The derivation of Lavery's figures en plein air dates back to the early 1880s when he worked in the garden of the Chevillon hotel at Grez-sur-Loing (see lot 124). Ten years later he was attempting to paint plein air portraits such as A Girl in White, 1894 (Art Gallery and Museum, Perth), but it was not until 1903 when he painted Summer, (fig 3, Musée Rodin, Paris) that the task was resumed in earnest. This large canvas showing Mary Auras (see also lot 148) carrying a large parasol on the beach at the Breton village of Beg Meil, was the product of a visit to an old friend – the American painter of beach scenes, Alexander Harrison. Enthralled by the shore light at dawn and dusk, the eremite 'Elstir' Harrison seems to have abandoned painting figures by this stage. Set alongside the Whistler and Monet beach scenes which Lavery had borrowed for the recent exhibitions of the International Society of Sculptors, Painters and Gravers, works from these summers on French coast assume a greater artistic significance in the gradual dissemination of Impressionism.

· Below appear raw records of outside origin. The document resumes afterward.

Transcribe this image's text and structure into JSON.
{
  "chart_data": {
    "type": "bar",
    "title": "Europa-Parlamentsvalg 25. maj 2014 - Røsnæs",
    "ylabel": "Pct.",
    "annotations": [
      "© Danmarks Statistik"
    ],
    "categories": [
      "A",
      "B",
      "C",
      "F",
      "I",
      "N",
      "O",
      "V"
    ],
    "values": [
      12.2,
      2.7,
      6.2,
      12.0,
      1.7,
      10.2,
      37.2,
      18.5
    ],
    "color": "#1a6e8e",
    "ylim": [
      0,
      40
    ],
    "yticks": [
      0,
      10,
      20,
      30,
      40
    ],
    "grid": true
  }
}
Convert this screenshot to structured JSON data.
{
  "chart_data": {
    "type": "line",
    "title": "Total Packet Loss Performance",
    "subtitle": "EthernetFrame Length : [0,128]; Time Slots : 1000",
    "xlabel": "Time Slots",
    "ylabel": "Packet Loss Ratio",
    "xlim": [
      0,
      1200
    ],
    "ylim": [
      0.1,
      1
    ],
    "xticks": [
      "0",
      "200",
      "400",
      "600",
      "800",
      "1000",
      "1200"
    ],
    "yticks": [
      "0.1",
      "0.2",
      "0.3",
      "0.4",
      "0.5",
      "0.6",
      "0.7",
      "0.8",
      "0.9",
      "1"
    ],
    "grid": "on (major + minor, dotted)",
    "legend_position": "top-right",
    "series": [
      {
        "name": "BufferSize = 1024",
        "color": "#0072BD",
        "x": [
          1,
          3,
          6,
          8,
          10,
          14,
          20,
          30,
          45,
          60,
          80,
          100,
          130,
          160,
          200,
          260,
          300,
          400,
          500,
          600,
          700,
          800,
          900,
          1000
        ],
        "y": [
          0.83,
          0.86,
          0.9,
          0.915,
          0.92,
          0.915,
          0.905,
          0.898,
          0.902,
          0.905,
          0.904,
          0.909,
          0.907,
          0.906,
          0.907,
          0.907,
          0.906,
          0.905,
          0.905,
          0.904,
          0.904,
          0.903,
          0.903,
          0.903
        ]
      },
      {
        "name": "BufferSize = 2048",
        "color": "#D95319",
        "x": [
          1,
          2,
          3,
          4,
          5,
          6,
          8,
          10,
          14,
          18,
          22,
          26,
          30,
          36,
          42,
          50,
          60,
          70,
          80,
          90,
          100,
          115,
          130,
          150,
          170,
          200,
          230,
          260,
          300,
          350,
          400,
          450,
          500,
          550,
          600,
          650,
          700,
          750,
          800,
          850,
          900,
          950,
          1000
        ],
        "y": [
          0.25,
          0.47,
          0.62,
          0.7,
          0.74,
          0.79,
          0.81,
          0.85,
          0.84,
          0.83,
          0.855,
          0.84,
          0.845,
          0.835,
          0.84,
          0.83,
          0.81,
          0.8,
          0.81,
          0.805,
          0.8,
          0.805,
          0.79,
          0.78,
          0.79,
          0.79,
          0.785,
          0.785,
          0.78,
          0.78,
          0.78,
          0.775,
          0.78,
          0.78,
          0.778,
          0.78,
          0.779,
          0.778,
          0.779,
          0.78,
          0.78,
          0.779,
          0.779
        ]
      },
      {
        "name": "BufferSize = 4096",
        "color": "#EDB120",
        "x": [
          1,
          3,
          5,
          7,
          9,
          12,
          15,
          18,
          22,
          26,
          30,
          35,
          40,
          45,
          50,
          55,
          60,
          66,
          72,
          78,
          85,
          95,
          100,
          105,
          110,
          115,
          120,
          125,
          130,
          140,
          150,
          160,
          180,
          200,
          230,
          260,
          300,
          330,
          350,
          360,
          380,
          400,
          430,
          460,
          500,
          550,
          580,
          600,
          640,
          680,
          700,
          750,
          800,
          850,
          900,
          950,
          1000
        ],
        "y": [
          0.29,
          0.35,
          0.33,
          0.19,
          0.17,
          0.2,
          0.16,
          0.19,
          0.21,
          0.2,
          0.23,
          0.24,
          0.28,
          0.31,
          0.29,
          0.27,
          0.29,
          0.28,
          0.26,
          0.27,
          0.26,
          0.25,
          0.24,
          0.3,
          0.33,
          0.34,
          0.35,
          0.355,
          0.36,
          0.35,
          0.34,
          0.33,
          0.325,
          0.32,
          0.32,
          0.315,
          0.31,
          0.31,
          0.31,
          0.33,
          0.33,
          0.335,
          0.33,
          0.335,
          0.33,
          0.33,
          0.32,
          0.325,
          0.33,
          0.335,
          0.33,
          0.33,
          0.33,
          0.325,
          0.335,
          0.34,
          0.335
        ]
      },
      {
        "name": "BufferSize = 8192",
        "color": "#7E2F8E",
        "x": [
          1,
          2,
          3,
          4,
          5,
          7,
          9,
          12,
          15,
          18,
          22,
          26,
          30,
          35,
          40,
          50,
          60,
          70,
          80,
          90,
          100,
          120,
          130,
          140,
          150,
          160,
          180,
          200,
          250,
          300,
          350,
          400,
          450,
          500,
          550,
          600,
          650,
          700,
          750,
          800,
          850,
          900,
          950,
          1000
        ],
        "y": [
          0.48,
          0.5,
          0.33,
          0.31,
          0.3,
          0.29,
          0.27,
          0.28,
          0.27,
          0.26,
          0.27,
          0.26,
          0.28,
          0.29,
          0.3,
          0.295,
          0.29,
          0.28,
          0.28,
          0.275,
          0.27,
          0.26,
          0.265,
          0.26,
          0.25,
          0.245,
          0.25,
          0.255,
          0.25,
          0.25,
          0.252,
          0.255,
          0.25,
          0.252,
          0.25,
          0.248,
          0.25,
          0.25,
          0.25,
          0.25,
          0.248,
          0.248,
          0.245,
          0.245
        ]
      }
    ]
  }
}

The earlier version of A Windy Day, (fig. 4, Private Collection), for instance, a large canvas showing Lavery's daughter Eileen and an unidentified companion, possibly Idonea La Primaudaye, posing on a headland path, was painted using sketches produced at Pourville. It became a centre-piece at the Venice Biennale in 1907. The success of these experiments coincided with Lavery's frequent winter visits to Tangier. From 1904 onwards he devoted himself to a long series of studies of Tangier bay with tiny figures dotted on the sands. However, such notes of colour merely acted as foils to the empty expanse of sea, and in 1908, he returned to the idea of the plein air portrait with Girls in Sunlight, (fig. 4, destroyed).  

This important work, showed Mary Auras and the seventeen-year-old Eileen Lavery, walking along the sands. Highly regarded at the time, it was used as a frontispiece for Walter Shaw Sparrow's monograph on the painter in 1912, and described as 'a most cheering sketch ... the sea glowing as a background, and a glare coming from everywhere' (Walter Shaw Sparrow, John Lavery and his Work,  n.d., 1912, Kegan Paul, Trench, Trubner and Co., p. 150). Such words could equally apply to the present canvas in which one of the two girls, most probably Mary, accompanied by a small dog, battles with the wind. These winter trips to Tangier were frequently bedeviled by the sirocco which swept the Straits of Gibraltar on sunny days in February and March, rippling white dresses – Arab or European – on the breeze. The effect was natural and symbolic. In classical times, the wind was a metaphor for the passing of time, the sweeping away of earthly vanities and the sound it made was a message from the gods.